Surely, everyone would applaud that speech… it was a good one.
But later on that night, back in the real world, we were still wrestling with what to do about the rental company. Apparently, they lied about what my Papa said. Apparently, the truth was that he said he would drive them down Wednesday morning in the Jeep and that they could evaluate whether or not they wanted to drive down with the tents and the rest of the stuff. I wanted to let them drive down and get stuck… so as to teach them a lesson about listening to their customers. But that’s not really the grown-up thing to do, I guess.
My Nana was in a panic and calling my Mother and me, back and forth trying to figure out what to do if they couldn’t get down there. Should they drop everything at the farm and we could bring it down later? Should he take the tent down with the guys in the pickup and try to set it up? Could we still cancel the tent? Could I rent a tent from another company that would come and deliver on Saturday? We just kept going around and around with different plans and ideas about how to make this all work.
All I could do was think about all of the people who had worked so hard to make it nice down at my Grandparent’s. All of the sweat that went into getting that field ready, the farmer who agreed to plant rye instead of corn that year. The road. I felt like that strong commitment from everyone around me was tying my hands. How could we not have it in the field after all of that? And so then I would cry again, every time I thought about it.
The one bright spot on the day was that we finally got power back around 3:00 p.m. So when I got home from work I looked online at the weather. It called for rain on Sunday.

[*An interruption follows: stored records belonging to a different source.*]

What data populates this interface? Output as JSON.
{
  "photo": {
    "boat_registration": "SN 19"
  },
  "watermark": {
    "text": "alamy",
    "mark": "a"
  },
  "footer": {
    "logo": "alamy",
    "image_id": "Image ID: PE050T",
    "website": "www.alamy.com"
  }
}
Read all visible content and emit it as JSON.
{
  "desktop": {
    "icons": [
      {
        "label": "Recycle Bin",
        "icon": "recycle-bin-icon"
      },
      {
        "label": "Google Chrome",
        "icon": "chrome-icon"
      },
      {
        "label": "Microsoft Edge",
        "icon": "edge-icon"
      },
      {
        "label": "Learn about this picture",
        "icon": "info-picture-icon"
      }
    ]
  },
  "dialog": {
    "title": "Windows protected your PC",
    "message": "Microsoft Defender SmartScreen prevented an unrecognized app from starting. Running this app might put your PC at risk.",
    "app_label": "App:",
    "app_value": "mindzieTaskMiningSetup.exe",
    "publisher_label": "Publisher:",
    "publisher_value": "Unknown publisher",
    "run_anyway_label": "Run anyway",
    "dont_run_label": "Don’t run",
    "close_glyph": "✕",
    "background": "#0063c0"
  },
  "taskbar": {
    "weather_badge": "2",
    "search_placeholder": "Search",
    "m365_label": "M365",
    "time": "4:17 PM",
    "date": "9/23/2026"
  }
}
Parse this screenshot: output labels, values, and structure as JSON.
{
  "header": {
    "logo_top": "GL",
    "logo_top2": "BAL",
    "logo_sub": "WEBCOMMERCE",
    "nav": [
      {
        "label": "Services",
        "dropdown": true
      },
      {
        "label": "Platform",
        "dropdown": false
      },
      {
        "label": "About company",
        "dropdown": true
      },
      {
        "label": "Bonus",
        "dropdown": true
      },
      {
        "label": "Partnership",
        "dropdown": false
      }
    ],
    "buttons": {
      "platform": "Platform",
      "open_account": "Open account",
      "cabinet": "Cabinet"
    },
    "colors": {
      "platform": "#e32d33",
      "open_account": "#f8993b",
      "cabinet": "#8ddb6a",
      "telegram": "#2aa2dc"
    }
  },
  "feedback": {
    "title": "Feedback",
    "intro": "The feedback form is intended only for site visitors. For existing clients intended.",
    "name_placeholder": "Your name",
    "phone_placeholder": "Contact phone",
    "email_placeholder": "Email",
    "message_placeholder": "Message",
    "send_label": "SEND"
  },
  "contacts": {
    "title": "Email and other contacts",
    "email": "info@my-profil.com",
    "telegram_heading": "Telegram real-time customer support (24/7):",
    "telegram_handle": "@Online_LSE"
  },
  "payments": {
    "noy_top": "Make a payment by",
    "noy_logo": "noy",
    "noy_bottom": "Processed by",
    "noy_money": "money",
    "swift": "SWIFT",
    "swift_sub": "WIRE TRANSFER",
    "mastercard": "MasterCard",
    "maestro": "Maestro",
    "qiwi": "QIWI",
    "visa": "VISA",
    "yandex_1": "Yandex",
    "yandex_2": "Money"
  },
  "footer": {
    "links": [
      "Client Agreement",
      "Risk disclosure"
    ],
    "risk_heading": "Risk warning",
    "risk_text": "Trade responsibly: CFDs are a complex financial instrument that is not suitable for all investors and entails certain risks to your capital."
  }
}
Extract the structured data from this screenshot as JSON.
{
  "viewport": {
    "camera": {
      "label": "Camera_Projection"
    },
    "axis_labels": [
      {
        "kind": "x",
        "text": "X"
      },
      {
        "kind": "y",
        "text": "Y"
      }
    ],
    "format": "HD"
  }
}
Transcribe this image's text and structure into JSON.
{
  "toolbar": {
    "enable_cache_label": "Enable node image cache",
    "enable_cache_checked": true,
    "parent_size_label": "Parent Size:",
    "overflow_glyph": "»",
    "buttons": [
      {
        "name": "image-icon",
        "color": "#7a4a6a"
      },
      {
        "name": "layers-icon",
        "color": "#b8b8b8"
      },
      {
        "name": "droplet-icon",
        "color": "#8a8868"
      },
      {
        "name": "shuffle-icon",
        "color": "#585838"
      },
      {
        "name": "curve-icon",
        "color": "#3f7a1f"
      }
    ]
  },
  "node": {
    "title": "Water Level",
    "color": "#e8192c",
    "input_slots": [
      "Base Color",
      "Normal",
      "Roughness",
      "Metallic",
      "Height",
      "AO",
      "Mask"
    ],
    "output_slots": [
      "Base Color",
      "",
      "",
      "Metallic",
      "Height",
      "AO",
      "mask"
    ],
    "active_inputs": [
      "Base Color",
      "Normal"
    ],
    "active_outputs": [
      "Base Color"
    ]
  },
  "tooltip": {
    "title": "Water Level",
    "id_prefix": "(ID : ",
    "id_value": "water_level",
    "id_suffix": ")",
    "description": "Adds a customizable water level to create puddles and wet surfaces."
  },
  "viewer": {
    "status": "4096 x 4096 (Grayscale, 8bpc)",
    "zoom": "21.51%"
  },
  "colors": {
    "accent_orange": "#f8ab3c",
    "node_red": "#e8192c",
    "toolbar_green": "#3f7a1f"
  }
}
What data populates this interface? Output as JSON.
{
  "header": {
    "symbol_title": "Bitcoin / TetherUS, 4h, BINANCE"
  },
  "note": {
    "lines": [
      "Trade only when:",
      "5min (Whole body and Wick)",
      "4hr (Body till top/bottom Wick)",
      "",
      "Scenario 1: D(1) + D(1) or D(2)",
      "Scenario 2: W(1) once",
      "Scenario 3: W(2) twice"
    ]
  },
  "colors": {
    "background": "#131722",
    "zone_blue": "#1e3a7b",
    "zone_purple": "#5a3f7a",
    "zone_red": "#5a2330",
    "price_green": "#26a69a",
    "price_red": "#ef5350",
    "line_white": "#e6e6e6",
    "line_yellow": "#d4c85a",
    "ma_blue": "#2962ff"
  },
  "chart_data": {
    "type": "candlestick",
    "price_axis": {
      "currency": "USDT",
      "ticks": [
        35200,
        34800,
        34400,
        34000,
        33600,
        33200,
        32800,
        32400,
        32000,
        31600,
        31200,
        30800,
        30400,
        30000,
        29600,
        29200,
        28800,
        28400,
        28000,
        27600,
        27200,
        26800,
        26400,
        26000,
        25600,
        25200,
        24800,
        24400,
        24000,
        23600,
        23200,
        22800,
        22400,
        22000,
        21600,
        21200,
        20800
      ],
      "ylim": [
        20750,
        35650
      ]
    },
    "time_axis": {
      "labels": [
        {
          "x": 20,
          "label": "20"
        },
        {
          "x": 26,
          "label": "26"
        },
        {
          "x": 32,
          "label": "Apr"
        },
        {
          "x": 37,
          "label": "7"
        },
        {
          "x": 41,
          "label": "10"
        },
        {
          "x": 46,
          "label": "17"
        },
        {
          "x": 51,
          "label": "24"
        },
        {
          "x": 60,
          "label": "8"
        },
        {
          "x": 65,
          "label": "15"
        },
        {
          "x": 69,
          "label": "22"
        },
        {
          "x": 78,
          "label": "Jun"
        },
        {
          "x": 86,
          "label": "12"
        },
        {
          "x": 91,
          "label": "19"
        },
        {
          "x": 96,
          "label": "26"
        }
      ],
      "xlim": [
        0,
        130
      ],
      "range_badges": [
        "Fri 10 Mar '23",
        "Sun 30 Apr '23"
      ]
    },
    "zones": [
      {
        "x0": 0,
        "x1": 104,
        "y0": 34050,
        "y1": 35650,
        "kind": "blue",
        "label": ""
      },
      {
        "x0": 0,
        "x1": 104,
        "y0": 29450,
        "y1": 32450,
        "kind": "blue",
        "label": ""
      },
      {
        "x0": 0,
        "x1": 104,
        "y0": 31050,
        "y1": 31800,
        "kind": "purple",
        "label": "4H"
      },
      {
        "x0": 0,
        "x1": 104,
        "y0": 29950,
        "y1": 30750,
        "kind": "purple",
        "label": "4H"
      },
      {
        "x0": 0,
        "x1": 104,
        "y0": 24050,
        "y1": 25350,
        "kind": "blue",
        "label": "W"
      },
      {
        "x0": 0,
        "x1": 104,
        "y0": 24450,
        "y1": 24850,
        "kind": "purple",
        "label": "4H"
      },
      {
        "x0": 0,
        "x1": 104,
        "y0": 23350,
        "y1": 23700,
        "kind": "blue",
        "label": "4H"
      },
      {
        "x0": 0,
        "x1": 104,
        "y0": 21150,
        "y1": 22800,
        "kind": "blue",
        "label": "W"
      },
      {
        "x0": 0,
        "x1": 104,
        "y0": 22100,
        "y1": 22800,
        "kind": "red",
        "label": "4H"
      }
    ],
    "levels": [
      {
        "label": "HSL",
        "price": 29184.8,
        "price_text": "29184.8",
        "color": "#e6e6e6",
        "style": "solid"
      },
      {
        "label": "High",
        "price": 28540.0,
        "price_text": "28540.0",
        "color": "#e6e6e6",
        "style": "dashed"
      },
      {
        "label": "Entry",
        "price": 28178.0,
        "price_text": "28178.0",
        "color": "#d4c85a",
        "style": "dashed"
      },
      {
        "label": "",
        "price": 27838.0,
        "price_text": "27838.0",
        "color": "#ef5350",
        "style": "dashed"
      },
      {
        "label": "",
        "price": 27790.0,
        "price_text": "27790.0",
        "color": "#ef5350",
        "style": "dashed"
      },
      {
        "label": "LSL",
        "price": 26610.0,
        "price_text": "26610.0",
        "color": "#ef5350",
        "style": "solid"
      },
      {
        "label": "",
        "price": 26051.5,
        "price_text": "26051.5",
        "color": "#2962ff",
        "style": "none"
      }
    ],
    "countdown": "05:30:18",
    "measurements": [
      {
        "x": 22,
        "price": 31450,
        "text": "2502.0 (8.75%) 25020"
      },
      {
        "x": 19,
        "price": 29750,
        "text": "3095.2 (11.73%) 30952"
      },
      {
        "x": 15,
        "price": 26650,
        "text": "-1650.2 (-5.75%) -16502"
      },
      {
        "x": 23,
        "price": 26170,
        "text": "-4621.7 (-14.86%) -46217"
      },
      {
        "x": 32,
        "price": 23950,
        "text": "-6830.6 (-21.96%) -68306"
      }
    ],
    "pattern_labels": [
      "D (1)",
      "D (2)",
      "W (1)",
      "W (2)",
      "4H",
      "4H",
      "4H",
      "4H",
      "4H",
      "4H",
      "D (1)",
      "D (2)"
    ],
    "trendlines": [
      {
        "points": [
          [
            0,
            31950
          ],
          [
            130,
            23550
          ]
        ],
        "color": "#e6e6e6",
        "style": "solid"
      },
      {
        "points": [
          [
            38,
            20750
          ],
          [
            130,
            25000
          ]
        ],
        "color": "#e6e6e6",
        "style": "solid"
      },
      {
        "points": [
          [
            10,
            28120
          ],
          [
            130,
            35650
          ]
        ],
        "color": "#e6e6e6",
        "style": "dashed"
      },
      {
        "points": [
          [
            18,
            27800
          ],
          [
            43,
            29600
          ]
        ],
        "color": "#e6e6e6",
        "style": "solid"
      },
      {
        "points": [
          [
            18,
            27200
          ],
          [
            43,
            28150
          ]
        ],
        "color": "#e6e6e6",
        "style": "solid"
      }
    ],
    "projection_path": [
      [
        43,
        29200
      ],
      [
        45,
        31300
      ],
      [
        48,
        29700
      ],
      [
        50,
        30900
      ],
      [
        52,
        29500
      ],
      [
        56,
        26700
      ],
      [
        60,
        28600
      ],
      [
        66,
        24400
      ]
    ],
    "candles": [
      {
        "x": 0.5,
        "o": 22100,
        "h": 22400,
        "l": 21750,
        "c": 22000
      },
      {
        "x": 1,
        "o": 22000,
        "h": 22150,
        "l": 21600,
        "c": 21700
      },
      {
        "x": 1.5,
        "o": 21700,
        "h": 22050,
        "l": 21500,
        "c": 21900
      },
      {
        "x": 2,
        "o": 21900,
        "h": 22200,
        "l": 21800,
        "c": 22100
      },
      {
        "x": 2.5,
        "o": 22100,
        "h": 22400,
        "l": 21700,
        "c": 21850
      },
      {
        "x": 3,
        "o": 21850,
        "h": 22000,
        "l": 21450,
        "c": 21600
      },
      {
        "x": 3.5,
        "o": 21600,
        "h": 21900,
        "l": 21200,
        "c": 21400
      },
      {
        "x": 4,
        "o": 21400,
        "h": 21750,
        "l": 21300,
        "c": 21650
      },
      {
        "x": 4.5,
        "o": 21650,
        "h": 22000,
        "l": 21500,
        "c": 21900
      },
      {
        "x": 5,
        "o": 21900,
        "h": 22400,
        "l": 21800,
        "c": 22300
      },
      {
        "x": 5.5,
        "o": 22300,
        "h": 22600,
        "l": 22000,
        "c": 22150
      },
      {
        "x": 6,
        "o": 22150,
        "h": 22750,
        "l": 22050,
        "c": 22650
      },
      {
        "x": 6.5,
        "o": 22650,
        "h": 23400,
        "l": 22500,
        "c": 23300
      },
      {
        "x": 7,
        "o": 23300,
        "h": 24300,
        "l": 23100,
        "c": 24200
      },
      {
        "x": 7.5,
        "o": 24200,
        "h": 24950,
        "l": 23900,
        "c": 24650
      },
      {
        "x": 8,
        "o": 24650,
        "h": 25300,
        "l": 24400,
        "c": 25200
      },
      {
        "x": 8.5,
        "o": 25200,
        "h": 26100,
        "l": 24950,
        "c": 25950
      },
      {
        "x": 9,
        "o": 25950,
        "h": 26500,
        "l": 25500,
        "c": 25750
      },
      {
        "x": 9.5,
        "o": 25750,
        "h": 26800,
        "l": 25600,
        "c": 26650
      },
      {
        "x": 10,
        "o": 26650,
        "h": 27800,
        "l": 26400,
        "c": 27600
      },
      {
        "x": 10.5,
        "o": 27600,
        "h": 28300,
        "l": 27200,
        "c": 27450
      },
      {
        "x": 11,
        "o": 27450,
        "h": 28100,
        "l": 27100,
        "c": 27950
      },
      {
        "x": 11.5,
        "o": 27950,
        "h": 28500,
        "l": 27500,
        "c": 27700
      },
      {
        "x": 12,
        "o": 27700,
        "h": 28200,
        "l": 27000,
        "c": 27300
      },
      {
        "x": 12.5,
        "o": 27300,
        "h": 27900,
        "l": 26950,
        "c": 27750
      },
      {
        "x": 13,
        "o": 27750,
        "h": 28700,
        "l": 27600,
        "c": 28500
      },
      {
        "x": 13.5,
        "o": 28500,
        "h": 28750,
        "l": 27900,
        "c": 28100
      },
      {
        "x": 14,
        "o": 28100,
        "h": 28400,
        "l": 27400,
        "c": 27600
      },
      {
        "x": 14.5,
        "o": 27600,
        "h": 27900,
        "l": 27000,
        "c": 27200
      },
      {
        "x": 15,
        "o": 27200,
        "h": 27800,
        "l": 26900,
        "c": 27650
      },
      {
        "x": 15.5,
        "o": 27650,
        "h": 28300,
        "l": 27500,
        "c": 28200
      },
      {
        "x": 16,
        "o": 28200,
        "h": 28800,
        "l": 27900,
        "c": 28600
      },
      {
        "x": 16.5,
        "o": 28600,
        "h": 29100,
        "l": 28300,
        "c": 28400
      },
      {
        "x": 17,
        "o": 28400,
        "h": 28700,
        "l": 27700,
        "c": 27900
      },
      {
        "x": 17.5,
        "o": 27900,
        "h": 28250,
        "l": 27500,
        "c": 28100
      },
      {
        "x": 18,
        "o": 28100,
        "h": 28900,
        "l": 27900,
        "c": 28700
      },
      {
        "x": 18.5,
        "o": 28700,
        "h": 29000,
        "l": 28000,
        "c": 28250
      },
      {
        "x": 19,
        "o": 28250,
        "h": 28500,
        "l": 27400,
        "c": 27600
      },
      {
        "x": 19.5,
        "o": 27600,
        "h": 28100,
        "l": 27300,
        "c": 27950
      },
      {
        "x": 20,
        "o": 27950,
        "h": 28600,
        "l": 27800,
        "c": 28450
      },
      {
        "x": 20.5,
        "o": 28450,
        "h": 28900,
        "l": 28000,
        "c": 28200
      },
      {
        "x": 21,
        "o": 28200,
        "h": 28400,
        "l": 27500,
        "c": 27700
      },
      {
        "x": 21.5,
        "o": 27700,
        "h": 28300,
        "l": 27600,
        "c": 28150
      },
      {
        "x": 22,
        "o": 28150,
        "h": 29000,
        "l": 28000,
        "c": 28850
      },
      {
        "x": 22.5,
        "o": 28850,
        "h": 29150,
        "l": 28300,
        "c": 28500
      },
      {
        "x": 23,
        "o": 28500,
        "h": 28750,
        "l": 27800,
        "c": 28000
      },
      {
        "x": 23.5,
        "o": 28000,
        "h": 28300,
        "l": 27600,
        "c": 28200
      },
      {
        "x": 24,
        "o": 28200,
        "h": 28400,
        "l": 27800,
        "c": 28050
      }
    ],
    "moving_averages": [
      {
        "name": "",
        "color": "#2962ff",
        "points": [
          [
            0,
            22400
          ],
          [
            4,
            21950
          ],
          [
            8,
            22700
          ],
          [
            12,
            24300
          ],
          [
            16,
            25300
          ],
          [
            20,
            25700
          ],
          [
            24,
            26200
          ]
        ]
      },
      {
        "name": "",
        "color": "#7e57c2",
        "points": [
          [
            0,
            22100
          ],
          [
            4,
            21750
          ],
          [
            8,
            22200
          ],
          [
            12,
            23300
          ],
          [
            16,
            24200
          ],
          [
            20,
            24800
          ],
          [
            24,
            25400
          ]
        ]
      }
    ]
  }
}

At that point, I made the executive decision to have either everything or nothing. “If they can get down there, set up down there… if not, bring everything to the Fairgrounds and we will run with Plan B” I told my Nana. It felt good to make the decision and stop the merry-go-round in my head. But I knew the odds were still were stacked against me. We had the AC on as I climbed into bed on Tuesday night, but I’d be a liar if I told you that I got any sleep.